Both are disabled inside slash-command context (command popup is active or the first line begins
with `/`) so Enter keeps its normal “submit/execute” semantics while composing commands.
### Non-char keys / Ctrl+modified input
Non-char input must not leak burst state across unrelated actions:
- If there is buffered burst text, callers should flush it before calling
`clear_window_after_non_char` (see “Pitfalls worth calling out”), typically via
`PasteBurst::flush_before_modified_input`.
- `PasteBurst::clear_window_after_non_char` clears the “recent burst” window so the next keystroke
doesnt get incorrectly grouped into a previous paste.
### Pitfalls worth calling out
- `PasteBurst::clear_window_after_non_char` clears `last_plain_char_time`. If you call it while
`buffer` is non-empty and _havent already flushed_, `flush_if_due()` no longer has a timestamp
to time out against, so the buffered text may never flush. Treat `clear_window_after_non_char` as
“drop classification context after flush”, not “flush”.
- `PasteBurst::flush_if_due` uses a strict `>` comparison, so tests and UI ticks should cross the
threshold by at least 1ms (see `PasteBurst::recommended_flush_delay`).
## Notable interactions / invariants
- The composer frequently slices `textarea.text()` using the cursor position; all code that
slices must clamp the cursor to a UTF-8 char boundary first.
- `sync_popups()` must run after any change that can affect popup visibility or filtering:
inserting, deleting, flushing a burst, applying a paste placeholder, etc.
- Shortcut overlay toggling via `?` is gated on `!is_in_paste_burst()` so pastes cannot flip UI
modes while streaming.
- Mention popup selection has two payloads: visible `$name` text and hidden
`mention_paths[name] -> canonical target` linkage.

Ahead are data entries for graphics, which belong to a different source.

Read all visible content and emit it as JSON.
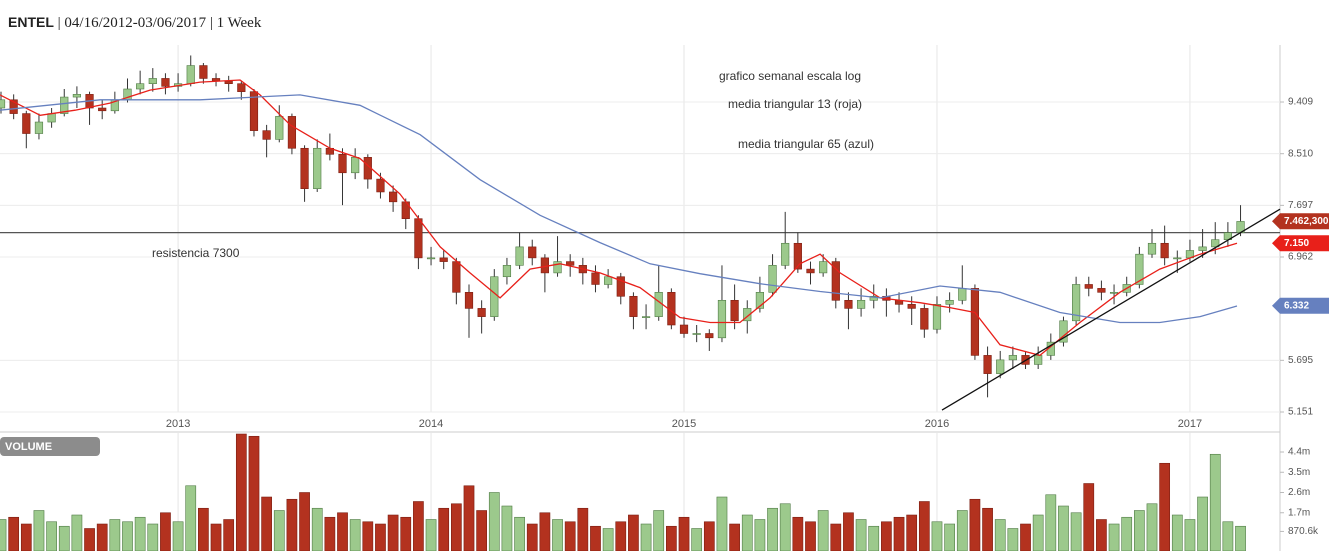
{
  "header": {
    "symbol": "ENTEL",
    "separator": "|",
    "range": "04/16/2012-03/06/2017",
    "interval": "1 Week"
  },
  "chart_data": [
    {
      "type": "candlestick",
      "log_scale": true,
      "grid": true,
      "up_color": "#9cc98c",
      "down_color": "#b3321f",
      "xlim": [
        2012.296,
        2017.356
      ],
      "xticks": [
        2013,
        2014,
        2015,
        2016,
        2017
      ],
      "ylim": [
        5.151,
        10.41
      ],
      "yticks": [
        5.151,
        5.695,
        6.962,
        7.697,
        {
          "value": 8.51,
          "label": "8.510"
        },
        9.409
      ],
      "x": [
        2012.3,
        2012.35,
        2012.4,
        2012.45,
        2012.5,
        2012.55,
        2012.6,
        2012.65,
        2012.7,
        2012.75,
        2012.8,
        2012.85,
        2012.9,
        2012.95,
        2013,
        2013.05,
        2013.1,
        2013.15,
        2013.2,
        2013.25,
        2013.3,
        2013.35,
        2013.4,
        2013.45,
        2013.5,
        2013.55,
        2013.6,
        2013.65,
        2013.7,
        2013.75,
        2013.8,
        2013.85,
        2013.9,
        2013.95,
        2014,
        2014.05,
        2014.1,
        2014.15,
        2014.2,
        2014.25,
        2014.3,
        2014.35,
        2014.4,
        2014.45,
        2014.5,
        2014.55,
        2014.6,
        2014.65,
        2014.7,
        2014.75,
        2014.8,
        2014.85,
        2014.9,
        2014.95,
        2015,
        2015.05,
        2015.1,
        2015.15,
        2015.2,
        2015.25,
        2015.3,
        2015.35,
        2015.4,
        2015.45,
        2015.5,
        2015.55,
        2015.6,
        2015.65,
        2015.7,
        2015.75,
        2015.8,
        2015.85,
        2015.9,
        2015.95,
        2016,
        2016.05,
        2016.1,
        2016.15,
        2016.2,
        2016.25,
        2016.3,
        2016.35,
        2016.4,
        2016.45,
        2016.5,
        2016.55,
        2016.6,
        2016.65,
        2016.7,
        2016.75,
        2016.8,
        2016.85,
        2016.9,
        2016.95,
        2017,
        2017.05,
        2017.1,
        2017.15,
        2017.2
      ],
      "candles": [
        [
          9.3,
          9.6,
          9.2,
          9.45
        ],
        [
          9.45,
          9.55,
          9.1,
          9.2
        ],
        [
          9.2,
          9.25,
          8.6,
          8.85
        ],
        [
          8.85,
          9.2,
          8.75,
          9.05
        ],
        [
          9.05,
          9.3,
          8.95,
          9.2
        ],
        [
          9.2,
          9.65,
          9.15,
          9.5
        ],
        [
          9.5,
          9.7,
          9.3,
          9.55
        ],
        [
          9.55,
          9.6,
          9.0,
          9.3
        ],
        [
          9.3,
          9.45,
          9.1,
          9.25
        ],
        [
          9.25,
          9.6,
          9.2,
          9.45
        ],
        [
          9.45,
          9.85,
          9.4,
          9.65
        ],
        [
          9.65,
          10.0,
          9.55,
          9.75
        ],
        [
          9.75,
          10.05,
          9.6,
          9.85
        ],
        [
          9.85,
          9.95,
          9.55,
          9.7
        ],
        [
          9.7,
          9.95,
          9.6,
          9.75
        ],
        [
          9.75,
          10.3,
          9.7,
          10.1
        ],
        [
          10.1,
          10.15,
          9.75,
          9.85
        ],
        [
          9.85,
          9.95,
          9.7,
          9.8
        ],
        [
          9.8,
          9.9,
          9.6,
          9.75
        ],
        [
          9.75,
          9.8,
          9.45,
          9.6
        ],
        [
          9.6,
          9.65,
          8.8,
          8.9
        ],
        [
          8.9,
          9.0,
          8.45,
          8.75
        ],
        [
          8.75,
          9.35,
          8.7,
          9.15
        ],
        [
          9.15,
          9.2,
          8.5,
          8.6
        ],
        [
          8.6,
          8.65,
          7.75,
          7.95
        ],
        [
          7.95,
          8.75,
          7.9,
          8.6
        ],
        [
          8.6,
          8.85,
          8.4,
          8.5
        ],
        [
          8.5,
          8.6,
          7.7,
          8.2
        ],
        [
          8.2,
          8.6,
          8.1,
          8.45
        ],
        [
          8.45,
          8.5,
          7.95,
          8.1
        ],
        [
          8.1,
          8.2,
          7.8,
          7.9
        ],
        [
          7.9,
          8.0,
          7.6,
          7.75
        ],
        [
          7.75,
          7.8,
          7.35,
          7.5
        ],
        [
          7.5,
          7.55,
          6.8,
          6.95
        ],
        [
          6.95,
          7.1,
          6.85,
          6.95
        ],
        [
          6.95,
          7.05,
          6.8,
          6.9
        ],
        [
          6.9,
          6.95,
          6.35,
          6.5
        ],
        [
          6.5,
          6.6,
          5.95,
          6.3
        ],
        [
          6.3,
          6.4,
          6.0,
          6.2
        ],
        [
          6.2,
          6.8,
          6.15,
          6.7
        ],
        [
          6.7,
          6.95,
          6.6,
          6.85
        ],
        [
          6.85,
          7.3,
          6.8,
          7.1
        ],
        [
          7.1,
          7.2,
          6.85,
          6.95
        ],
        [
          6.95,
          7.0,
          6.5,
          6.75
        ],
        [
          6.75,
          7.25,
          6.7,
          6.9
        ],
        [
          6.9,
          7.0,
          6.7,
          6.85
        ],
        [
          6.85,
          6.95,
          6.6,
          6.75
        ],
        [
          6.75,
          6.85,
          6.5,
          6.6
        ],
        [
          6.6,
          6.8,
          6.55,
          6.7
        ],
        [
          6.7,
          6.75,
          6.35,
          6.45
        ],
        [
          6.45,
          6.5,
          6.05,
          6.2
        ],
        [
          6.2,
          6.35,
          6.05,
          6.2
        ],
        [
          6.2,
          6.85,
          6.15,
          6.5
        ],
        [
          6.5,
          6.55,
          6.05,
          6.1
        ],
        [
          6.1,
          6.2,
          5.95,
          6.0
        ],
        [
          6.0,
          6.1,
          5.9,
          6.0
        ],
        [
          6.0,
          6.05,
          5.8,
          5.95
        ],
        [
          5.95,
          6.85,
          5.9,
          6.4
        ],
        [
          6.4,
          6.6,
          6.05,
          6.15
        ],
        [
          6.15,
          6.4,
          6.0,
          6.3
        ],
        [
          6.3,
          6.7,
          6.25,
          6.5
        ],
        [
          6.5,
          7.0,
          6.45,
          6.85
        ],
        [
          6.85,
          7.6,
          6.8,
          7.15
        ],
        [
          7.15,
          7.3,
          6.75,
          6.8
        ],
        [
          6.8,
          6.9,
          6.6,
          6.75
        ],
        [
          6.75,
          7.0,
          6.7,
          6.9
        ],
        [
          6.9,
          6.95,
          6.3,
          6.4
        ],
        [
          6.4,
          6.5,
          6.05,
          6.3
        ],
        [
          6.3,
          6.55,
          6.2,
          6.4
        ],
        [
          6.4,
          6.6,
          6.3,
          6.45
        ],
        [
          6.45,
          6.55,
          6.2,
          6.4
        ],
        [
          6.4,
          6.5,
          6.25,
          6.35
        ],
        [
          6.35,
          6.45,
          6.1,
          6.3
        ],
        [
          6.3,
          6.35,
          5.95,
          6.05
        ],
        [
          6.05,
          6.45,
          6.0,
          6.35
        ],
        [
          6.35,
          6.5,
          6.25,
          6.4
        ],
        [
          6.4,
          6.85,
          6.35,
          6.55
        ],
        [
          6.55,
          6.6,
          5.7,
          5.75
        ],
        [
          5.75,
          5.85,
          5.3,
          5.55
        ],
        [
          5.55,
          5.8,
          5.5,
          5.7
        ],
        [
          5.7,
          5.85,
          5.6,
          5.75
        ],
        [
          5.75,
          5.8,
          5.6,
          5.65
        ],
        [
          5.65,
          5.85,
          5.6,
          5.75
        ],
        [
          5.75,
          6.0,
          5.7,
          5.9
        ],
        [
          5.9,
          6.2,
          5.85,
          6.15
        ],
        [
          6.15,
          6.7,
          6.1,
          6.6
        ],
        [
          6.6,
          6.7,
          6.45,
          6.55
        ],
        [
          6.55,
          6.65,
          6.4,
          6.5
        ],
        [
          6.5,
          6.6,
          6.35,
          6.5
        ],
        [
          6.5,
          6.7,
          6.45,
          6.6
        ],
        [
          6.6,
          7.1,
          6.55,
          7.0
        ],
        [
          7.0,
          7.35,
          6.95,
          7.15
        ],
        [
          7.15,
          7.4,
          6.85,
          6.95
        ],
        [
          6.95,
          7.05,
          6.75,
          6.95
        ],
        [
          6.95,
          7.2,
          6.9,
          7.05
        ],
        [
          7.05,
          7.35,
          6.95,
          7.1
        ],
        [
          7.1,
          7.45,
          7.0,
          7.2
        ],
        [
          7.2,
          7.45,
          7.1,
          7.3
        ],
        [
          7.3,
          7.7,
          7.25,
          7.46
        ]
      ],
      "lines": [
        {
          "color": "#e8201a",
          "x": [
            2012.296,
            2012.455,
            2012.593,
            2012.731,
            2012.889,
            2013.087,
            2013.245,
            2013.324,
            2013.443,
            2013.601,
            2013.719,
            2013.877,
            2014.036,
            2014.154,
            2014.273,
            2014.391,
            2014.51,
            2014.668,
            2014.826,
            2014.984,
            2015.103,
            2015.221,
            2015.34,
            2015.458,
            2015.538,
            2015.617,
            2015.775,
            2015.933,
            2016.051,
            2016.15,
            2016.249,
            2016.407,
            2016.565,
            2016.723,
            2016.881,
            2017.04,
            2017.186
          ],
          "values": [
            9.54,
            9.17,
            9.26,
            9.39,
            9.63,
            9.78,
            9.82,
            9.54,
            9.0,
            8.6,
            8.43,
            7.87,
            7.1,
            6.75,
            6.43,
            6.8,
            6.87,
            6.75,
            6.56,
            6.19,
            6.13,
            6.13,
            6.43,
            6.87,
            7.0,
            6.75,
            6.43,
            6.37,
            6.31,
            6.25,
            5.87,
            5.75,
            6.13,
            6.5,
            6.8,
            7.0,
            7.15
          ]
        },
        {
          "color": "#6680bf",
          "x": [
            2012.296,
            2012.692,
            2013.087,
            2013.482,
            2013.719,
            2013.957,
            2014.194,
            2014.431,
            2014.668,
            2014.866,
            2015.063,
            2015.3,
            2015.538,
            2015.775,
            2016.012,
            2016.249,
            2016.486,
            2016.723,
            2016.881,
            2017.04,
            2017.186
          ],
          "values": [
            9.26,
            9.45,
            9.45,
            9.54,
            9.35,
            8.83,
            8.09,
            7.55,
            7.16,
            6.87,
            6.74,
            6.61,
            6.51,
            6.43,
            6.58,
            6.5,
            6.25,
            6.13,
            6.13,
            6.2,
            6.33
          ]
        },
        {
          "color": "#111111",
          "x": [
            2016.02,
            2017.356
          ],
          "values": [
            5.17,
            7.64
          ]
        }
      ],
      "hline": {
        "value": 7.3,
        "label": "resistencia 7300",
        "color": "#555555"
      },
      "annotations": [
        "grafico semanal escala log",
        "media triangular 13 (roja)",
        "media triangular 65 (azul)"
      ],
      "price_markers": [
        {
          "value": 7.4623,
          "label": "7.462,300",
          "color": "#b3321f"
        },
        {
          "value": 7.15,
          "label": "7.150",
          "color": "#e8201a"
        },
        {
          "value": 6.332,
          "label": "6.332",
          "color": "#6680bf"
        }
      ]
    },
    {
      "type": "bar",
      "title": "VOLUME",
      "ylim": [
        0,
        5.29
      ],
      "yticks": [
        {
          "value": 0.8706,
          "label": "870.6k"
        },
        {
          "value": 1.7,
          "label": "1.7m"
        },
        {
          "value": 2.6,
          "label": "2.6m"
        },
        {
          "value": 3.5,
          "label": "3.5m"
        },
        {
          "value": 4.4,
          "label": "4.4m"
        }
      ],
      "values": [
        1.4,
        1.5,
        1.2,
        1.8,
        1.3,
        1.1,
        1.6,
        1.0,
        1.2,
        1.4,
        1.3,
        1.5,
        1.2,
        1.7,
        1.3,
        2.9,
        1.9,
        1.2,
        1.4,
        5.2,
        5.1,
        2.4,
        1.8,
        2.3,
        2.6,
        1.9,
        1.5,
        1.7,
        1.4,
        1.3,
        1.2,
        1.6,
        1.5,
        2.2,
        1.4,
        1.9,
        2.1,
        2.9,
        1.8,
        2.6,
        2.0,
        1.5,
        1.2,
        1.7,
        1.4,
        1.3,
        1.9,
        1.1,
        1.0,
        1.3,
        1.6,
        1.2,
        1.8,
        1.1,
        1.5,
        1.0,
        1.3,
        2.4,
        1.2,
        1.6,
        1.4,
        1.9,
        2.1,
        1.5,
        1.3,
        1.8,
        1.2,
        1.7,
        1.4,
        1.1,
        1.3,
        1.5,
        1.6,
        2.2,
        1.3,
        1.2,
        1.8,
        2.3,
        1.9,
        1.4,
        1.0,
        1.2,
        1.6,
        2.5,
        2.0,
        1.7,
        3.0,
        1.4,
        1.2,
        1.5,
        1.8,
        2.1,
        3.9,
        1.6,
        1.4,
        2.4,
        4.3,
        1.3,
        1.1
      ]
    }
  ]
}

The generic
`set_text_content` path intentionally clears linkage for fresh drafts; restore
paths that rehydrate blocked/interrupted submissions must use the
mention-preserving setter so retry keeps the originally selected target.
## Tests that pin behavior
The `PasteBurst` logic is currently exercised through `ChatComposer` integration tests.
- `codex-rs/tui/src/bottom_pane/chat_composer.rs`
- `non_ascii_burst_handles_newline`
- `ascii_burst_treats_enter_as_newline`
- `question_mark_does_not_toggle_during_paste_burst`
- `burst_paste_fast_small_buffers_and_flushes_on_stop`
- `burst_paste_fast_large_inserts_placeholder_on_flush`
This document calls out some additional contracts (like “flush before clearing”) that are not yet
fully pinned by dedicated `PasteBurst` unit tests.